Having had studied Japanese and the culture, as well as having had grown up on anime, let’s just say I was incredibly excited for this book. I have a genuine love for kitsune and have even started writing a mg/ya book with a kitsune (I doubt I’ll ever finish). So I can say I thoroughly enjoyed the plot of this book.
It gave me an overall reminiscence of Inuyasha, and not only because of all that Japanese stuff. The structure of the story made me think, this could easily be broken up into short episodes. Something happens and is then resolved, all along the course of our long term journey. This made for excellent pacing for taking breaks as I progressed through the story.
One thing that sort of irked me was how much repetitiveness was written in. Some feelings/reactions/decisions were overly explained and brought up multiple times. This added unnecessary length to a decently long story.
The World Building
This book is flush with Japanese culture, setting, and even language. For the common reader this should help immerse the them into the story, as after each instance an explanation or definition is given, providing full understanding. For me, with my already researched knowledge it made the story feel like it dragged a little bit. I think it was just because it was all stuff I already knew about.
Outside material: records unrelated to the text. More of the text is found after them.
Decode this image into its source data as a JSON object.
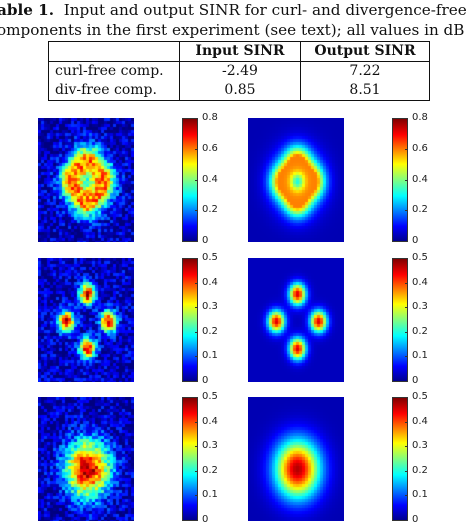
{
  "caption": {
    "label": "able 1.",
    "line1_rest": "Input and output SINR for curl- and divergence-free",
    "line2": "omponents in the first experiment (see text); all values in dB"
  },
  "table": {
    "headers": [
      "",
      "Input SINR",
      "Output SINR"
    ],
    "rows": [
      {
        "label": "curl-free comp.",
        "input": "-2.49",
        "output": "7.22"
      },
      {
        "label": "div-free comp.",
        "input": "0.85",
        "output": "8.51"
      }
    ]
  },
  "figures": [
    {
      "pattern": "cross-noisy",
      "ticks": [
        "0.8",
        "0.6",
        "0.4",
        "0.2",
        "0"
      ]
    },
    {
      "pattern": "cross-smooth",
      "ticks": [
        "0.8",
        "0.6",
        "0.4",
        "0.2",
        "0"
      ]
    },
    {
      "pattern": "spots-noisy",
      "ticks": [
        "0.5",
        "0.4",
        "0.3",
        "0.2",
        "0.1",
        "0"
      ]
    },
    {
      "pattern": "spots-smooth",
      "ticks": [
        "0.5",
        "0.4",
        "0.3",
        "0.2",
        "0.1",
        "0"
      ]
    },
    {
      "pattern": "disc-noisy",
      "ticks": [
        "0.5",
        "0.4",
        "0.3",
        "0.2",
        "0.1",
        "0"
      ]
    },
    {
      "pattern": "disc-smooth",
      "ticks": [
        "0.5",
        "0.4",
        "0.3",
        "0.2",
        "0.1",
        "0"
      ]
    }
  ],
  "colormap": "jet"
}
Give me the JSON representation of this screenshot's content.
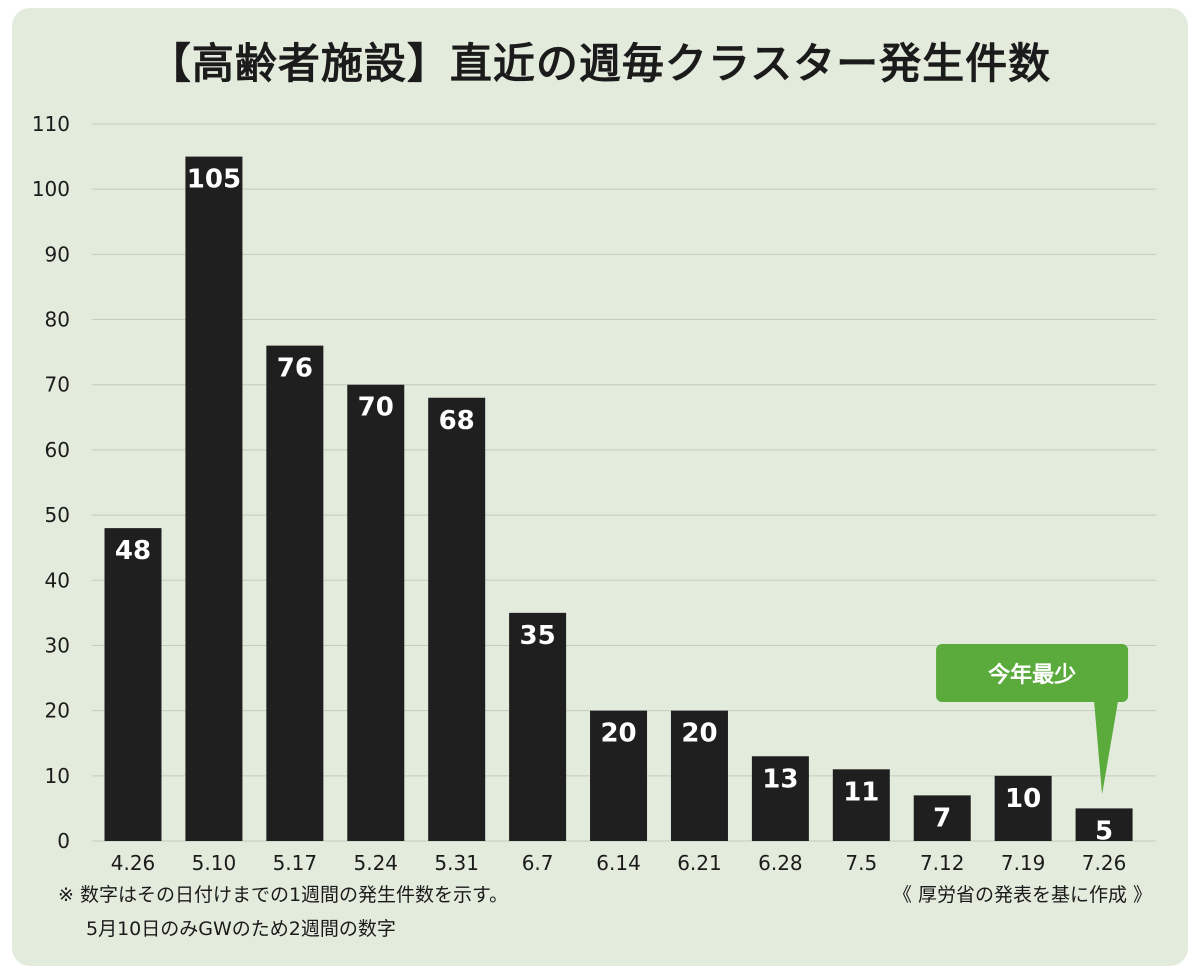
{
  "title": "【高齢者施設】直近の週毎クラスター発生件数",
  "notes": {
    "line1": "※ 数字はその日付けまでの1週間の発生件数を示す。",
    "line2": "5月10日のみGWのため2週間の数字",
    "source": "《 厚労省の発表を基に作成 》"
  },
  "callout": {
    "label": "今年最少",
    "color": "#5aaa3c"
  },
  "colors": {
    "background": "#e3ebdd",
    "bar": "#1f1f1f",
    "grid": "#c4cbbf",
    "label": "#ffffff"
  },
  "chart_data": {
    "type": "bar",
    "title": "【高齢者施設】直近の週毎クラスター発生件数",
    "xlabel": "",
    "ylabel": "",
    "categories": [
      "4.26",
      "5.10",
      "5.17",
      "5.24",
      "5.31",
      "6.7",
      "6.14",
      "6.21",
      "6.28",
      "7.5",
      "7.12",
      "7.19",
      "7.26"
    ],
    "values": [
      48,
      105,
      76,
      70,
      68,
      35,
      20,
      20,
      13,
      11,
      7,
      10,
      5
    ],
    "ylim": [
      0,
      110
    ],
    "yticks": [
      0,
      10,
      20,
      30,
      40,
      50,
      60,
      70,
      80,
      90,
      100,
      110
    ],
    "grid": true,
    "data_labels": true
  }
}
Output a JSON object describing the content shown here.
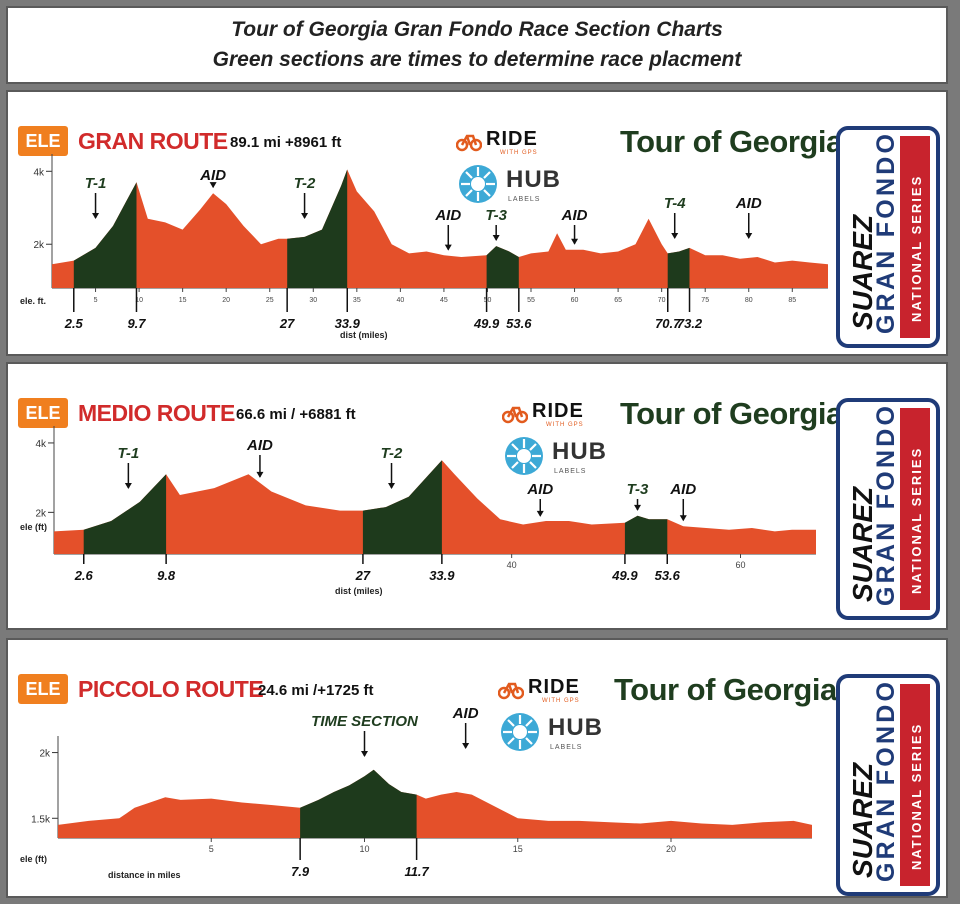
{
  "header": {
    "line1": "Tour of Georgia Gran Fondo Race Section Charts",
    "line2": "Green sections are times to determine race placment"
  },
  "colors": {
    "profile_fill": "#e4502a",
    "timed_fill": "#1e3a1c",
    "badge": "#f07f1f",
    "route_name": "#d12b2b",
    "tour_title": "#1f3d1f",
    "logo_blue": "#1f3b78",
    "logo_red": "#c8232d"
  },
  "branding": {
    "ride": "RIDE",
    "with_gps": "WITH GPS",
    "hub": "HUB",
    "labels": "LABELS",
    "logo_line1": "SUAREZ",
    "logo_line2": "GRAN FONDO",
    "logo_line3": "NATIONAL SERIES"
  },
  "chart_data": [
    {
      "type": "area",
      "title": "GRAN ROUTE",
      "badge": "ELE",
      "stats": "89.1 mi +8961 ft",
      "tour": "Tour of Georgia",
      "xlabel": "dist (miles)",
      "ylabel": "ele. ft.",
      "xlim": [
        0,
        89.1
      ],
      "ylim": [
        800,
        4200
      ],
      "yticks": [
        {
          "v": 2000,
          "t": "2k"
        },
        {
          "v": 4000,
          "t": "4k"
        }
      ],
      "xticks": [
        5,
        10,
        15,
        20,
        25,
        30,
        35,
        40,
        45,
        50,
        55,
        60,
        65,
        70,
        75,
        80,
        85
      ],
      "profile": {
        "x": [
          0,
          2.5,
          5,
          7,
          9.7,
          11,
          13,
          15,
          17,
          18.5,
          20,
          22,
          24,
          26,
          27,
          29,
          31,
          33.2,
          33.9,
          35,
          37,
          39,
          41,
          43,
          45,
          47,
          49.9,
          51,
          52.5,
          53.6,
          55,
          57,
          58,
          59,
          61,
          63,
          65,
          67,
          68.5,
          70,
          70.7,
          72,
          73.2,
          75,
          77,
          79,
          81,
          83,
          85,
          87,
          89.1
        ],
        "y": [
          1450,
          1550,
          1900,
          2500,
          3700,
          2700,
          2600,
          2400,
          2950,
          3400,
          3100,
          2500,
          2000,
          2150,
          2150,
          2200,
          2400,
          3600,
          4050,
          3450,
          2900,
          2000,
          1750,
          1800,
          1700,
          1650,
          1700,
          1950,
          1800,
          1650,
          1750,
          1800,
          2300,
          1850,
          1850,
          1750,
          1800,
          2000,
          2700,
          2000,
          1750,
          1800,
          1900,
          1700,
          1700,
          1600,
          1650,
          1500,
          1550,
          1500,
          1450
        ]
      },
      "timed_sections": [
        [
          2.5,
          9.7
        ],
        [
          27,
          33.9
        ],
        [
          49.9,
          53.6
        ],
        [
          70.7,
          73.2
        ]
      ],
      "section_labels": [
        "2.5",
        "9.7",
        "27",
        "33.9",
        "49.9",
        "53.6",
        "70.7",
        "73.2"
      ],
      "annotations": [
        {
          "text": "T-1",
          "x": 5,
          "kind": "T"
        },
        {
          "text": "AID",
          "x": 18.5,
          "kind": "AID"
        },
        {
          "text": "T-2",
          "x": 29,
          "kind": "T"
        },
        {
          "text": "AID",
          "x": 45.5,
          "kind": "AID"
        },
        {
          "text": "T-3",
          "x": 51,
          "kind": "T"
        },
        {
          "text": "AID",
          "x": 60,
          "kind": "AID"
        },
        {
          "text": "T-4",
          "x": 71.5,
          "kind": "T"
        },
        {
          "text": "AID",
          "x": 80,
          "kind": "AID"
        }
      ]
    },
    {
      "type": "area",
      "title": "MEDIO ROUTE",
      "badge": "ELE",
      "stats": "66.6 mi / +6881 ft",
      "tour": "Tour of Georgia",
      "xlabel": "dist (miles)",
      "ylabel": "ele (ft)",
      "xlim": [
        0,
        66.6
      ],
      "ylim": [
        800,
        4200
      ],
      "yticks": [
        {
          "v": 2000,
          "t": "2k"
        },
        {
          "v": 4000,
          "t": "4k"
        }
      ],
      "xticks": [
        40,
        60
      ],
      "profile": {
        "x": [
          0,
          2.6,
          5,
          7.5,
          9.8,
          11,
          14,
          17,
          19,
          22,
          25,
          27,
          29,
          31,
          33.9,
          35,
          37,
          39,
          41,
          43,
          45,
          47,
          49.9,
          51,
          52,
          53.6,
          55,
          57,
          59,
          61,
          63,
          64.5,
          66.6
        ],
        "y": [
          1450,
          1500,
          1750,
          2300,
          3100,
          2500,
          2700,
          3100,
          2600,
          2200,
          2050,
          2050,
          2150,
          2450,
          3500,
          3100,
          2400,
          1800,
          1650,
          1750,
          1750,
          1650,
          1700,
          1900,
          1800,
          1800,
          1600,
          1550,
          1500,
          1550,
          1450,
          1500,
          1500
        ]
      },
      "timed_sections": [
        [
          2.6,
          9.8
        ],
        [
          27,
          33.9
        ],
        [
          49.9,
          53.6
        ]
      ],
      "section_labels": [
        "2.6",
        "9.8",
        "27",
        "33.9",
        "49.9",
        "53.6"
      ],
      "annotations": [
        {
          "text": "T-1",
          "x": 6.5,
          "kind": "T"
        },
        {
          "text": "AID",
          "x": 18,
          "kind": "AID"
        },
        {
          "text": "T-2",
          "x": 29.5,
          "kind": "T"
        },
        {
          "text": "AID",
          "x": 42.5,
          "kind": "AID"
        },
        {
          "text": "T-3",
          "x": 51,
          "kind": "T"
        },
        {
          "text": "AID",
          "x": 55,
          "kind": "AID"
        }
      ]
    },
    {
      "type": "area",
      "title": "PICCOLO ROUTE",
      "badge": "ELE",
      "stats": "24.6 mi /+1725 ft",
      "tour": "Tour of Georgia",
      "xlabel": "distance in miles",
      "ylabel": "ele (ft)",
      "xlim": [
        0,
        24.6
      ],
      "ylim": [
        1350,
        2050
      ],
      "yticks": [
        {
          "v": 1500,
          "t": "1.5k"
        },
        {
          "v": 2000,
          "t": "2k"
        }
      ],
      "xticks": [
        5,
        10,
        15,
        20
      ],
      "profile": {
        "x": [
          0,
          1,
          2,
          2.5,
          3,
          3.5,
          4,
          5,
          6,
          7,
          7.9,
          8.5,
          9,
          9.5,
          10,
          10.3,
          10.8,
          11.2,
          11.7,
          12,
          12.5,
          13,
          13.5,
          14,
          14.5,
          15,
          16,
          17,
          18,
          19,
          20,
          21,
          22,
          23,
          24,
          24.6
        ],
        "y": [
          1450,
          1480,
          1500,
          1580,
          1620,
          1660,
          1640,
          1650,
          1620,
          1600,
          1580,
          1640,
          1700,
          1750,
          1820,
          1870,
          1760,
          1700,
          1680,
          1650,
          1680,
          1700,
          1680,
          1620,
          1560,
          1500,
          1480,
          1480,
          1470,
          1460,
          1480,
          1460,
          1450,
          1470,
          1480,
          1450
        ]
      },
      "timed_sections": [
        [
          7.9,
          11.7
        ]
      ],
      "section_labels": [
        "7.9",
        "11.7"
      ],
      "annotations": [
        {
          "text": "TIME SECTION",
          "x": 10,
          "kind": "T"
        },
        {
          "text": "AID",
          "x": 13.3,
          "kind": "AID"
        }
      ]
    }
  ]
}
Another thing I found odd was how much the act of seppuku was thrown out into the conversation so casually. The characters made it seem like the smallest shame would enact the ritual, including the mentioning it for the Emperor, who wouldn’t necessarily follow bushido because he is in a different class than samurai.
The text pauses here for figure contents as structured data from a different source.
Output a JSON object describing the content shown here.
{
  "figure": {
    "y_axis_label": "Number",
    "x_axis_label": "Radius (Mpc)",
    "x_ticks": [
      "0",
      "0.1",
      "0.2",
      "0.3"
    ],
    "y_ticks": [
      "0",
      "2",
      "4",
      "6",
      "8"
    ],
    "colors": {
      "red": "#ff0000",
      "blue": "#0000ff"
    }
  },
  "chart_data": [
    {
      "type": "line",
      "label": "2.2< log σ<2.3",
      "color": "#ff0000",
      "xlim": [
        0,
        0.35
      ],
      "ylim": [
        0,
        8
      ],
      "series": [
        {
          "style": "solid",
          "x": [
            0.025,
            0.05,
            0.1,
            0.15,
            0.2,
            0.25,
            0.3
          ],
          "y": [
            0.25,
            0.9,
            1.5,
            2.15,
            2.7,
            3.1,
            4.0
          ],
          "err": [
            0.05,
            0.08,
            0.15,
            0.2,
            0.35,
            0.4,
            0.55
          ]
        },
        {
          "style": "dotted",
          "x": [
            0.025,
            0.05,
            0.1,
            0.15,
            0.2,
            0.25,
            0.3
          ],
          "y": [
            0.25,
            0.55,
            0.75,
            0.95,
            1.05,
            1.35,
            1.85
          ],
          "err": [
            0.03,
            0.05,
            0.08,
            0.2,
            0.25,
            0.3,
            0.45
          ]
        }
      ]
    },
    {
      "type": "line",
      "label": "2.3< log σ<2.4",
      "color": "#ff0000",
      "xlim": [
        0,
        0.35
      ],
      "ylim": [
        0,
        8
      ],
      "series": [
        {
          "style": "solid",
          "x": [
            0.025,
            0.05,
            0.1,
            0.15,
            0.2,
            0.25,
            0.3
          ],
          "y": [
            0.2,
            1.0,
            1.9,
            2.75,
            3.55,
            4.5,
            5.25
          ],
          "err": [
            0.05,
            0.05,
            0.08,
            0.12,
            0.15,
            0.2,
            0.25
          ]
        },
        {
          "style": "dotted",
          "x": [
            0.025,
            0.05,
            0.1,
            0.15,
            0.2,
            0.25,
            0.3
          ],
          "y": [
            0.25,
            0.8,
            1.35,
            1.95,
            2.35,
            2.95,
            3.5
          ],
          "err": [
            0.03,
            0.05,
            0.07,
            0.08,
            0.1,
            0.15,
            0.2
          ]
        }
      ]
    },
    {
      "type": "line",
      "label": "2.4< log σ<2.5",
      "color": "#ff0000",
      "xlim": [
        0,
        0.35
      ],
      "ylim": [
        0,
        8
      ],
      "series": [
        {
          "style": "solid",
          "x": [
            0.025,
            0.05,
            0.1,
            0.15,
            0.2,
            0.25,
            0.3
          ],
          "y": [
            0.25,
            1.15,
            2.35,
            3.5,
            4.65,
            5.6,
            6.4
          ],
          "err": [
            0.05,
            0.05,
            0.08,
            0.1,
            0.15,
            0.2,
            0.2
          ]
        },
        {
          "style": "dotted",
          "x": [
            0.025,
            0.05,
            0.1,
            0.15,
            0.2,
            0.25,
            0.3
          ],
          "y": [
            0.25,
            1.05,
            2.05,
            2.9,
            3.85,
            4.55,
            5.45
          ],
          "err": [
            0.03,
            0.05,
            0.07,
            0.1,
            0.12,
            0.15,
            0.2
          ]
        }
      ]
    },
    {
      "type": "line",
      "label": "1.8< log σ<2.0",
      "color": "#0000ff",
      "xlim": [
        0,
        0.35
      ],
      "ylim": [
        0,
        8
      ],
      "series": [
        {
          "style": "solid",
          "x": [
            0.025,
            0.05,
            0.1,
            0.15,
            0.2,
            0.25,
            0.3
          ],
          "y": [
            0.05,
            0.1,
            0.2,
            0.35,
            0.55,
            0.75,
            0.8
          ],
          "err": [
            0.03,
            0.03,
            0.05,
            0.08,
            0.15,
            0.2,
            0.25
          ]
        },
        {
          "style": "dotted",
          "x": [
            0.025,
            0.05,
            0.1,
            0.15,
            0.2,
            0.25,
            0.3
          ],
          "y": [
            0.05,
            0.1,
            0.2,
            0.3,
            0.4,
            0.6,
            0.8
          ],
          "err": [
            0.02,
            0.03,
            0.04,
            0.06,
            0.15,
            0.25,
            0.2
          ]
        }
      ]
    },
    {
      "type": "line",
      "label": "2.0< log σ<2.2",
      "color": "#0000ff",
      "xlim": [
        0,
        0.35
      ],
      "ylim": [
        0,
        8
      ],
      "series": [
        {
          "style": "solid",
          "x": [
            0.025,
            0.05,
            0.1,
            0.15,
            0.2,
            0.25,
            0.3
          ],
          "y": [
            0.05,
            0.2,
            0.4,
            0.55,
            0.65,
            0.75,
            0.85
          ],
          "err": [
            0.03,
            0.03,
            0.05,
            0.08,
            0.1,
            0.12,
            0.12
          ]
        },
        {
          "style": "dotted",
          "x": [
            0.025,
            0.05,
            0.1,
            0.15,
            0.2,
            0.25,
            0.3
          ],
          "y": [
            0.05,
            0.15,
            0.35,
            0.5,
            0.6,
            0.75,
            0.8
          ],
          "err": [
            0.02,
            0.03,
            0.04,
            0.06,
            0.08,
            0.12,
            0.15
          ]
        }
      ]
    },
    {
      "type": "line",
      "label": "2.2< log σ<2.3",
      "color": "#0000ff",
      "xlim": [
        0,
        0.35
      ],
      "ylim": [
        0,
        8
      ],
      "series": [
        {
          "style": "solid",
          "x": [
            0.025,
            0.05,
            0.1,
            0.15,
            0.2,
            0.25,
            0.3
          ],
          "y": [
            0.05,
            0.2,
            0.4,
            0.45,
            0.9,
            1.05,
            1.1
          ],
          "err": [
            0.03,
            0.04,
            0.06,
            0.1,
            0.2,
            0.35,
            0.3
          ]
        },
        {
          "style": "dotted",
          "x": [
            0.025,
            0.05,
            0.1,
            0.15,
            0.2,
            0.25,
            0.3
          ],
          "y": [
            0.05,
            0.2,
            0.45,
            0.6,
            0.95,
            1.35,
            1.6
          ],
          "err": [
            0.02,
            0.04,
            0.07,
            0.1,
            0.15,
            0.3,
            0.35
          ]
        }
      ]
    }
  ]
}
I loved Yumeko. She was cute, naive, and hopeful. She was the type of endearing character that you want to root for. I really liked that Tatsumi was fighting with a literal inner demon and that he wasn’t a jerk because he was a tough samarai, but because of the emotions that connecting with people could produce and therefore giving the demon access to him.
There was one particular character that was the type to always have a comment, usually sarcastic. This character drove me nuuuuttts. His constant yammering really didn’t add anything to the story. I get developing himself as a sarcastic character. But whenever there was a conversation there was this added lightness that basically made a joke out of everything. It definitely took away from the solemnity of their situations.